I’m having some difficulty understanding/being convinced the technique used to prove a greedy algorithm is optimal for the fractional knapsack problem. A proof by contradiction is used. I’ve never been great at proofs, and maybe this will help me get on the track to becoming more comfortable with them.

Consider section 3.2, Analysis. https://www2.cs.duke.edu/courses/fall17/compsci330/lecture6note.pdf The algorithm is very intuitive – choose the highest value/weight and only the last item in the knapsack may need be fractional. I don’t have any issues with that. Formally proving that this algorithm is the best thing out there I what I have an issue with.

(note proof is available in more detail: https://www2.cs.duke.edu/courses/fall17/compsci330/lecture6.pdf)

The professor shows that our algorithm chooses items p_1…p_n in various amounts. ALG = (p_1, p_2, … , p_n). So we choose p_1 much of item 1, p_2 much of item2… all the way to p_n. Only the last item in the knapsack could be fractional. All good.

Now we assume that there exists a better algorithm, OPT. We say OPT makes the same choices as ALG up to a certain point OPT(q_1, q_2,…q_n). At some point, q_i, OPT makes a different choice that ALG. Why in the notes **does the professor say q_i cannot be p_1**. Surely OPT could take a different choice immediately. Anyway, that aside, I agree that OPT, like ALG will be putting as much of the items it can into the knapsack upto i. After i, OPT starts doing something else. The professor doens’t talk about this, but maybe OPT changes the ordering of the items it puts into the knapsack – that wouldn’t be a big deal as long as it chose all the same items and put the same amount of the very last item ALG put in the knapsack last.
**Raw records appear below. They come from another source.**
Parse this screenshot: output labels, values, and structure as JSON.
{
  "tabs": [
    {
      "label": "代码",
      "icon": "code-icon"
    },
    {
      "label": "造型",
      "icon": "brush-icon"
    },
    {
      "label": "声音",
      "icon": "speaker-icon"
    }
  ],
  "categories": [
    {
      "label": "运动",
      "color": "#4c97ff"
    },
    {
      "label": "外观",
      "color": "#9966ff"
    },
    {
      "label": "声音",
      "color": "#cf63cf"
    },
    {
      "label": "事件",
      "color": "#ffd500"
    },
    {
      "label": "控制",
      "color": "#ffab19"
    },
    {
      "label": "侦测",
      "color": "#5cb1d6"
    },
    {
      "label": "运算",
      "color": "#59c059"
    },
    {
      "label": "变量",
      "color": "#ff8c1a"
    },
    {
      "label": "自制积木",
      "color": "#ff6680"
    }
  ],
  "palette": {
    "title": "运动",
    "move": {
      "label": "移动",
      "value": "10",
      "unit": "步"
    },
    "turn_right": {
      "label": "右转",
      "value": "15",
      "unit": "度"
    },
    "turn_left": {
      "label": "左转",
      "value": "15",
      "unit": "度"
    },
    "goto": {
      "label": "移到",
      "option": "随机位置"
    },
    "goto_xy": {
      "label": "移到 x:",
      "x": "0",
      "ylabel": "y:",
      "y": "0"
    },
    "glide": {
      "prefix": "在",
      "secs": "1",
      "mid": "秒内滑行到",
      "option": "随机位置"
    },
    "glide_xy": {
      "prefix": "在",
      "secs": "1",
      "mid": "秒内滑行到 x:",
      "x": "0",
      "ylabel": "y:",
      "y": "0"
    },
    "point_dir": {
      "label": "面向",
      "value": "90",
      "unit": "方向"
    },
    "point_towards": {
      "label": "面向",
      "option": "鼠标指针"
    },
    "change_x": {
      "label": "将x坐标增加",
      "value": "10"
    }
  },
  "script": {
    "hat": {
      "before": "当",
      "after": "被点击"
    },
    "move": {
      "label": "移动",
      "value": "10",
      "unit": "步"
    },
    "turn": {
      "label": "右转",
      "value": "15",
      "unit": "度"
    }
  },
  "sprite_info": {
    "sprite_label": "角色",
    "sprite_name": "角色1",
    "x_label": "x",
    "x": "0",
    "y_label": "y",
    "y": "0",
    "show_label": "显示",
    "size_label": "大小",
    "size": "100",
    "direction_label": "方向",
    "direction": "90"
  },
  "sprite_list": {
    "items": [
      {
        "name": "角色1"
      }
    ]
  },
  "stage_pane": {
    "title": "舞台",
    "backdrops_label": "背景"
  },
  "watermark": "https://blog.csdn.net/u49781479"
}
However changing the order of items chosen wouldn’t make OPT better, just the same. Right? (professor doesn’t talk about this, at least not explicitly). For OPT to be better there must be some item, i it chooses less than ALG did of. And similarly some item j we take more of than ALG did, to keep the capacity the same. Another aside: haven’t we made the implicit assumption that we must use all of the capacity, W, to be optimal. Is this self evident or something? Intuitively I can see why, but formally I cannot.

Anyway we remove a little amount from qj and give it to qi, hence those equations involving epsilon. i.e. if we remove e units of weight of j then we can add (e * wj / wi) units of value. Fine.

Now why on earth is this called OPT’. Isn’t this still OPT? I’m confused here. Why did we bring OPT’ in there? Why do we need yet another modified version of ALG. I thought OPT (not OPT’) is where we modified qi and qj by changing how much of each we picked.

Thanks all!